Die Arbeiten für eine neue Quellschutzzone der Brüggmoos-Quellen können nun ausgeführt werden. Unter dem Vorbehalt, dass nicht Beschwerde beim Verwaltungsgericht erhoben wird. Denn der Regierungsrat hat sowohl den Erschliessungsplan zur Neuausscheidung der Grundwasserschutzzone, als auch die Neuausscheidung selber genehmigt.
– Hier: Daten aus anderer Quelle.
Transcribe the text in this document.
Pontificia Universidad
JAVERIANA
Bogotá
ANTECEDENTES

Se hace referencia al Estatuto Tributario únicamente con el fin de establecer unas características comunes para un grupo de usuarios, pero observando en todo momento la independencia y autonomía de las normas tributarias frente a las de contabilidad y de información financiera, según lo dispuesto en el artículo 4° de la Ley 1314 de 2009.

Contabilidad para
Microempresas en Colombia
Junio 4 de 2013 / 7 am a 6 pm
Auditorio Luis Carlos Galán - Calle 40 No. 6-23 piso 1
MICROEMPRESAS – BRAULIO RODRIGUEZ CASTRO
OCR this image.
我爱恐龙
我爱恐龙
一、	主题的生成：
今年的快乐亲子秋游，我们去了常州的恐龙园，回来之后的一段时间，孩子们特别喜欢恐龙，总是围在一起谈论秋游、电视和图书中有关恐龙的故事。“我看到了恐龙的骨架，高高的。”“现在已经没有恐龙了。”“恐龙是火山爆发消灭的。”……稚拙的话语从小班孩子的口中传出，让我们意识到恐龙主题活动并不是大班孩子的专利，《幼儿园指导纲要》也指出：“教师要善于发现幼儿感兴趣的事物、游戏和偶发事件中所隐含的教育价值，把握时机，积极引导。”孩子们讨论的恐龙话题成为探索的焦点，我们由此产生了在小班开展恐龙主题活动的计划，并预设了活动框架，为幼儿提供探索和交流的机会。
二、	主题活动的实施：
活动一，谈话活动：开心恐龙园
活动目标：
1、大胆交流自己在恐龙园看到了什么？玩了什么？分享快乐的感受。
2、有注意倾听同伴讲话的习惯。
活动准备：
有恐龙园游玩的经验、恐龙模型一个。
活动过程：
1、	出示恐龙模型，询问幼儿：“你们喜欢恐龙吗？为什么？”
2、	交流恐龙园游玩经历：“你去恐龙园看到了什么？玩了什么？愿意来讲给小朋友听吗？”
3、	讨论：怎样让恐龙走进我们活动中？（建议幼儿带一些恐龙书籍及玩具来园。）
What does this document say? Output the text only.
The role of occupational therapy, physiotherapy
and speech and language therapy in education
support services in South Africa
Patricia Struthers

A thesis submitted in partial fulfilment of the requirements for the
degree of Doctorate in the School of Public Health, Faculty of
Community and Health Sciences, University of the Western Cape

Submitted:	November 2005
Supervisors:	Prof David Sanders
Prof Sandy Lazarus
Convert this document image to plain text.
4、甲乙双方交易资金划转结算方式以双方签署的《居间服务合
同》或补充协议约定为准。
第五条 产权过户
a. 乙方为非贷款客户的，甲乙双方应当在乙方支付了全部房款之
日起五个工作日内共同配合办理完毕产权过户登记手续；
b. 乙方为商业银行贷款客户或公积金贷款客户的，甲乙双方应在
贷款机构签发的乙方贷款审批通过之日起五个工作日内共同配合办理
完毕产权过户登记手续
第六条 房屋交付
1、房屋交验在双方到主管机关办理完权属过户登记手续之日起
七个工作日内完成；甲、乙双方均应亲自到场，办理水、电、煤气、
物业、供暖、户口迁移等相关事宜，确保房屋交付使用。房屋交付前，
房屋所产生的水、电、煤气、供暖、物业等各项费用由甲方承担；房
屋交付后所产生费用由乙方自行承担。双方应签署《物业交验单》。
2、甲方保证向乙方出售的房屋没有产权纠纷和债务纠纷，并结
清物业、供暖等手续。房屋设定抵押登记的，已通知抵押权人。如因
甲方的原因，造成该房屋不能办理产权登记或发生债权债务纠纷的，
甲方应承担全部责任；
Die heutige Grundwasserschutzzone Brüggmoos schützt die Brüggmoos-Quellen der Bürgergemeinde Langendorf, die nebst anderen Fassungen der öffentlichen Wasserversorgung Langendorfs dienen, ungenügend. Die aktuelle Quellschutzzone stammt aus dem Jahr 1981.

Die Schutzzone musste deshalb neu ausgeschieden werden. Aufgrund der Neuausscheidung waren Anpassungen am Wegnetz erforderlich. Die damit verbundenen Landumlegungen – die Bürgergemeinde führte Verhandlungen mit 27 Landeigentümern – und die neu gestaltete Erschliessung sind für die Bürger zu einem beinahe nicht enden wollenden Werk geworden.

Start im Jahr 2001

Mit den ersten Arbeiten hatte man im Jahr 2001 begonnen. Aufgrund einer fehlenden Erschliessung bestimmter Parzellen wurden Einsprachen erhoben. Die Planung musste zurückgenommen und von der Bürgergemeinde umfassend überarbeitet werden.

Eine erste offizielle Vorprüfung fand im Jahr 2012 statt, woraufhin der Schutzzonenplan und das -reglement nochmals überarbeitet und ein Erschliessungsplan erstellt wurden. Eine vertragliche Landumlegung wurde durchgeführt. Dies damit die privaten Eigentümer für den Landverlust aufgrund der Grundwasserschutzzone 1 (S1) gleichwertigen Realersatz erhalten und die landwirtschaftliche Nutzfläche rationell bewirtschaften können.

Kanton zahlt mit

Da die Schutzzone 1 mit einer Hecke abgegrenzt wird, werden bestehende Flurwege unterbrochen, und es braucht eine neue landwirtschaftliche Erschliessung. Diese neue Erschliessung stellt sicher, dass alle Parzellen erschlossen sind und die Durchgängigkeit des Gebietes für Fussgänger gewährleistet ist. Die Bürger genehmigten Ende 2016 einen Kredit von 320'000 Franken für die Landumlegungen und den Wegebau.

Die Bauarbeiten umfassen die Verlegung des Ziegelmattweges und den neuen Flurweg im Heissacker sowie den Rückbau des Zilackerweges in der Schutzzone 2. Von den Kosten sind voraussichtlich 183'000 Franken beitragsberechtigt. Der Regierungsrat will hier für Strukturverbesserungsmassnahmen und Güterregulierungen 25 Prozent oder maximal 45'750 Franken beitragen. Vom Bund sind nochmals 27 Prozent zu erwarten. Nicht beitragsberechtigt, da keine landwirtschaftliche Strukturverbesserung, ist der neue Fussweg entlang der Schutzzone 1.

Zwei Punkte müssen künftig insbesondere beachtet werden. Der neue Verbindungsweg (Ziegelmattweg) kommt in den Gewässerraum des Dürrbaches. Würden dort dereinst Veränderungen vorgenommen (etwa wegen Hochwasserschutz), so hat die Bürgergemeinde alle Umtriebe ohne Entschädigungsanspruch zu dulden und muss eventuell den Flurweg auf eigene Kosten den neuen Verhältnissen anpassen.

Weiter liegt der neue Flurweg auf dem Heissacker teilweise innerhalb des belasteten Standortes «Schiessanlage Langendorf». Deshalb muss vor Baubeginn der betroffene Boden auf dessen Schadstoffgehalt untersucht werden.